Primary liver cancer (PLC), including hepatocellular carcinoma (HCC) and intrahepatic cholangiocarcinoma (ICC), represents the third cause of cancer-related death [1, 2]. Research has revealed that ICC and HCC share a monoclonal origin with bidirectional phenotype differentiation and may appear simultaneously [3]. Combined HCC and ICC (cHCC-ICC) is a rare tumor accounting for 0.4–14.2% of all PLC [4,5,6,7]. Since the diagnosis of cHCC-ICC relies on evidence of histological findings and patients who are not suitable for resection may be misdiagnosed with HCC or ICC alone, the actual incidence underestimates the current cHCC-ICC burden [5]. Although curative surgical resection or liver transplantation is considered the mainstay of clinical practice, up to 80% of patients relapse within 5 years due to lymph node metastasis and vascular invasion [8, 9]. Unfortunately, the 5-year survival in patients with unresectable cHCC-ICC does not exceed 30% due to inadequate response to current treatments [10, 11]. Taking these findings into account when making treatment decisions, a more focused understanding of the molecular pathology and identification of potential therapeutic targets of cHCC-ICC thus are urgently needed.

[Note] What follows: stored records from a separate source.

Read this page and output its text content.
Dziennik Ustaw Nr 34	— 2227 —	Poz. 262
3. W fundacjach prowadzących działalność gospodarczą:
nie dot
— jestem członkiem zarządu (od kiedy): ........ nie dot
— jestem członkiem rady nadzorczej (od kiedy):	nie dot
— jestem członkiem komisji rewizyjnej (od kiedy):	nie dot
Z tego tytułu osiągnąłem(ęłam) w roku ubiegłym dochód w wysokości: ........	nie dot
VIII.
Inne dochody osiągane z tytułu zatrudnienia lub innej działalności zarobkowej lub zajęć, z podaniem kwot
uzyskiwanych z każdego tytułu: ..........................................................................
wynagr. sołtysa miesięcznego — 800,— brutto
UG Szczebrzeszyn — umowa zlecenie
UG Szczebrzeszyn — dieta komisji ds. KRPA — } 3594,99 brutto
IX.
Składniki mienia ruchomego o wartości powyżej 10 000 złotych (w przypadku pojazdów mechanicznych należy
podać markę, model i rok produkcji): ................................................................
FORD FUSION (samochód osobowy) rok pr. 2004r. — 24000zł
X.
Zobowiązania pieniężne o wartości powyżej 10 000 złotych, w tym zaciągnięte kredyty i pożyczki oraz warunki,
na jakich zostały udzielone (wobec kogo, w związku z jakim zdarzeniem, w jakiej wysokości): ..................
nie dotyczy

Compared to xenograft tumor models, genetically engineered tumor models develop de novo tumors that closely imitate the histopathological features of their human counterparts [12]. Hydrodynamic tail vein injection (HDVI) and in situ electroporation (Epo) are two ways to transfer foreign plasmid DNA directly into hepatocytes. HDVI can create a pressurized blood force that redirects the blood flow directly into the liver, leading to plasmid DNA entering the intracellular compartment of hepatocytes [13], while electroporation is an efficient way to introduce foreign genes into cultured cells and able to in situ transfer plasmids into hepatocytes [14].

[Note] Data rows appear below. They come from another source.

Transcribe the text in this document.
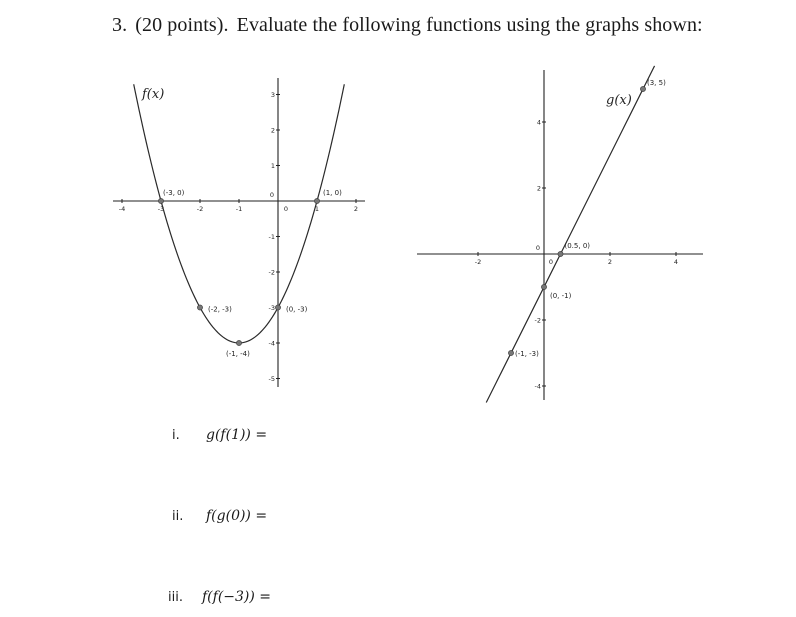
3. (20 points). Evaluate the following functions using the graphs shown:
-4	-3	-2	-1	0	1	2
-5
-4
-3
-2
-1
0
1
2
3
(-3, 0)	(1, 0)
(-2, -3)	(0, -3)
(-1, -4)
f(x)
-2	0	2	4
-4
-2
0
2
4
(3, 5)
(0.5, 0)
(0, -1)
(-1, -3)
g(x)
i. g(f(1)) =
ii. f(g(0)) =
iii. f(f(−3)) =
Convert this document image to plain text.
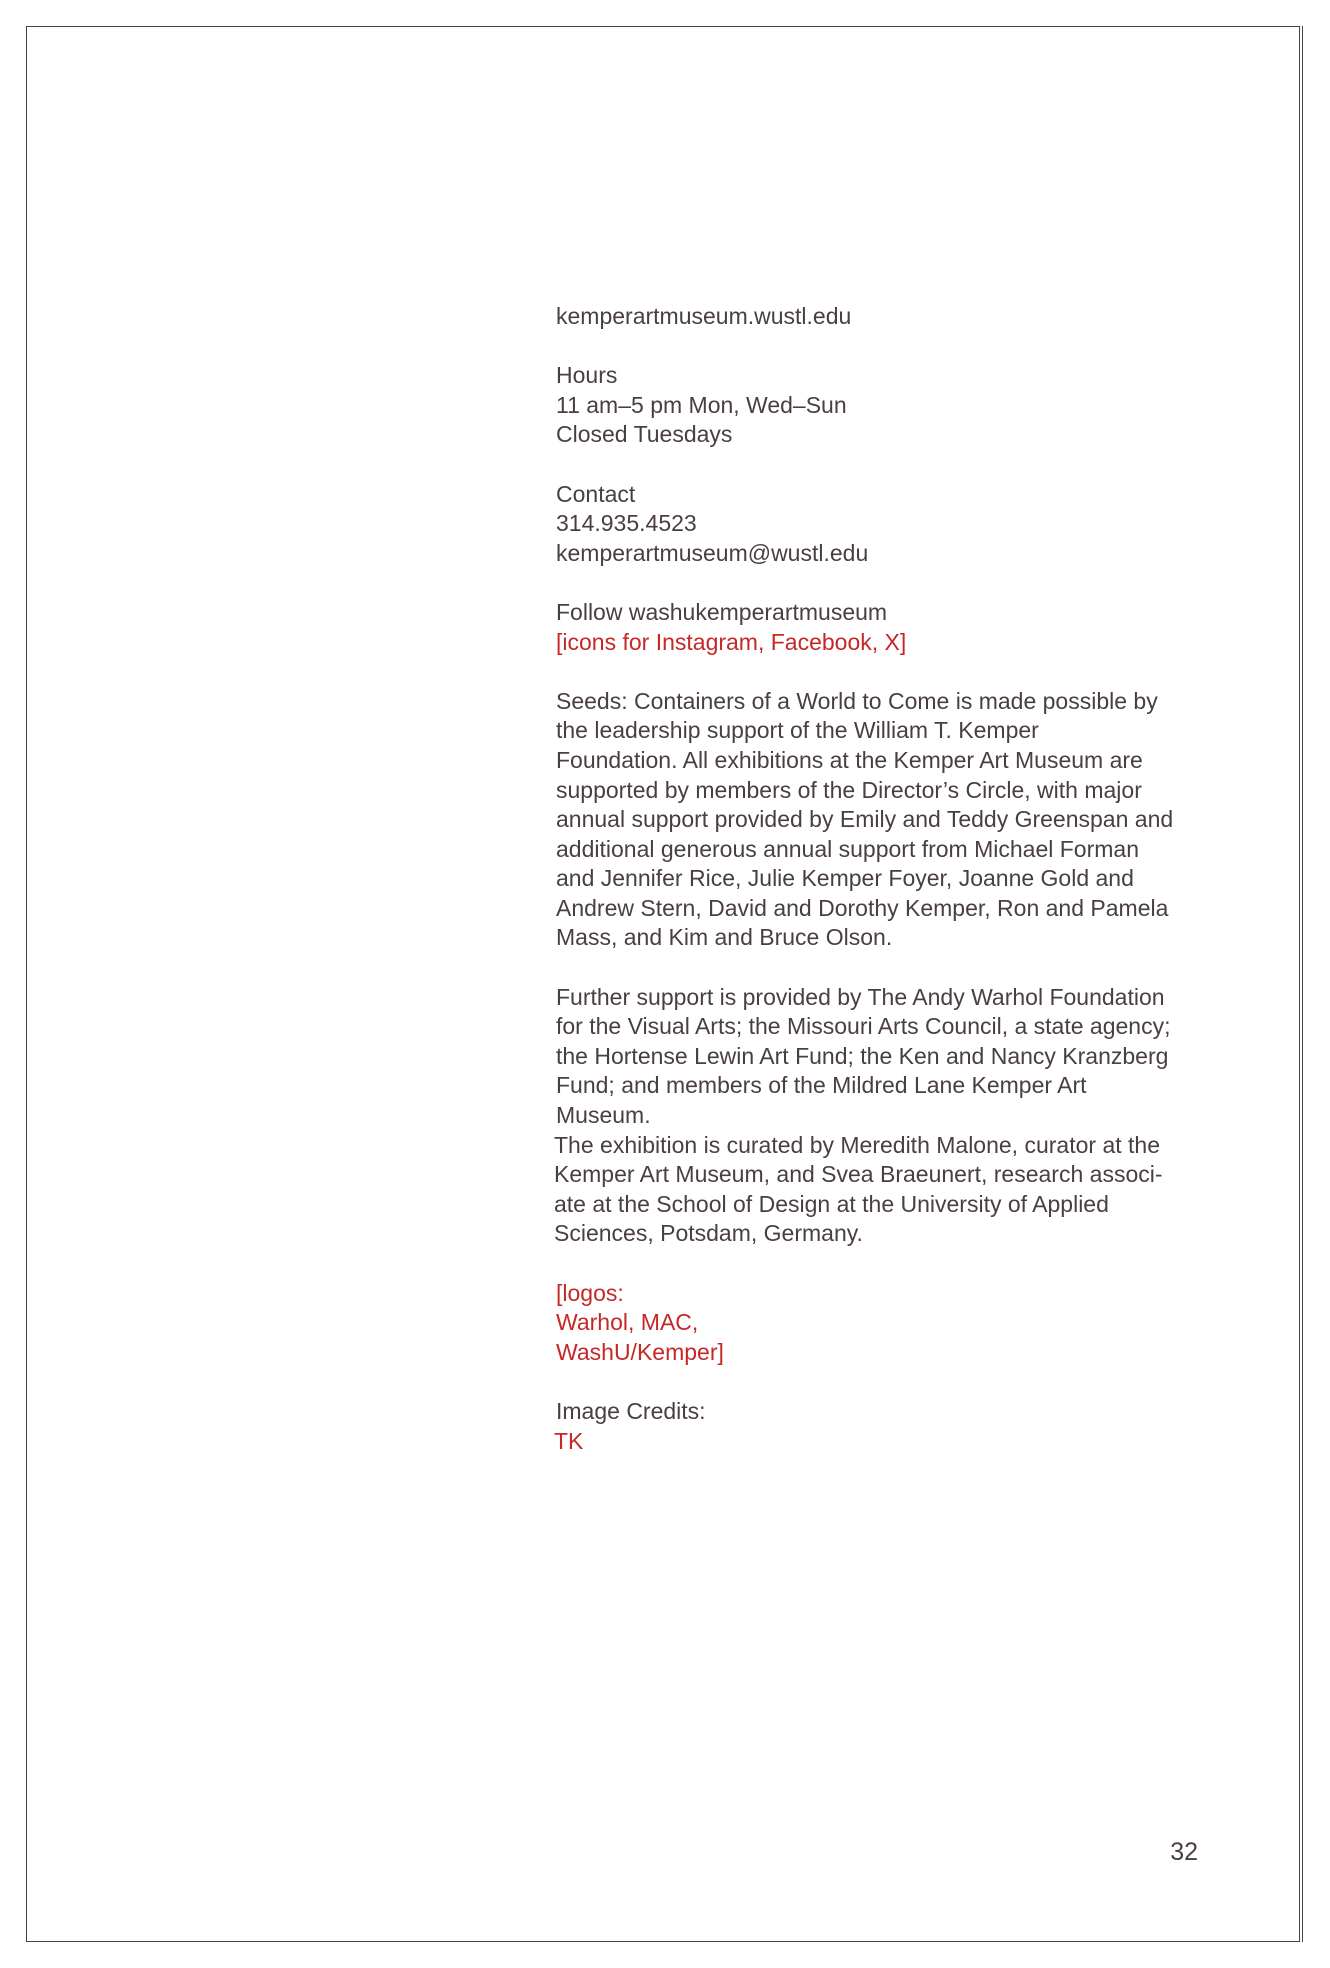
kemperartmuseum.wustl.edu
Hours
11 am–5 pm Mon, Wed–Sun
Closed Tuesdays
Contact
314.935.4523
kemperartmuseum@wustl.edu
Follow washukemperartmuseum
[icons for Instagram, Facebook, X]
Seeds: Containers of a World to Come is made possible by
the leadership support of the William T. Kemper
Foundation. All exhibitions at the Kemper Art Museum are
supported by members of the Director’s Circle, with major
annual support provided by Emily and Teddy Greenspan and
additional generous annual support from Michael Forman
and Jennifer Rice, Julie Kemper Foyer, Joanne Gold and
Andrew Stern, David and Dorothy Kemper, Ron and Pamela
Mass, and Kim and Bruce Olson.
Further support is provided by The Andy Warhol Foundation
for the Visual Arts; the Missouri Arts Council, a state agency;
the Hortense Lewin Art Fund; the Ken and Nancy Kranzberg
Fund; and members of the Mildred Lane Kemper Art
Museum.
The exhibition is curated by Meredith Malone, curator at the
Kemper Art Museum, and Svea Braeunert, research associ-
ate at the School of Design at the University of Applied
Sciences, Potsdam, Germany.
[logos:
Warhol, MAC,
WashU/Kemper]
Image Credits:
TK
32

Recently, high-throughput genomic studies have revealed a series of driver genes contributing to HCC or ICC tumorigenesis [15, 16]. c-Myc and TP53 are two top frequently mutated genes in HCC patients. Recently, co-delivery of c-Myc-encoding plasmid and CRISPR/Cas9-mediated p53 knockout via HDVI successfully developed spontaneous HCC in mice [17, 18]. In another study, Seehawer M et al. constructed a vector that co-expressed Myc and AKT1 to establish HCC in p19Arf−/− mice via HDVI [19]. Interestingly, the same vector led to ICC tumorigenesis by the approach of Epo, which could cause in situ necroptosis microenvironment, highlighting the hepatic microenvironment may contribute to lineage commitment during tumorigenesis [19].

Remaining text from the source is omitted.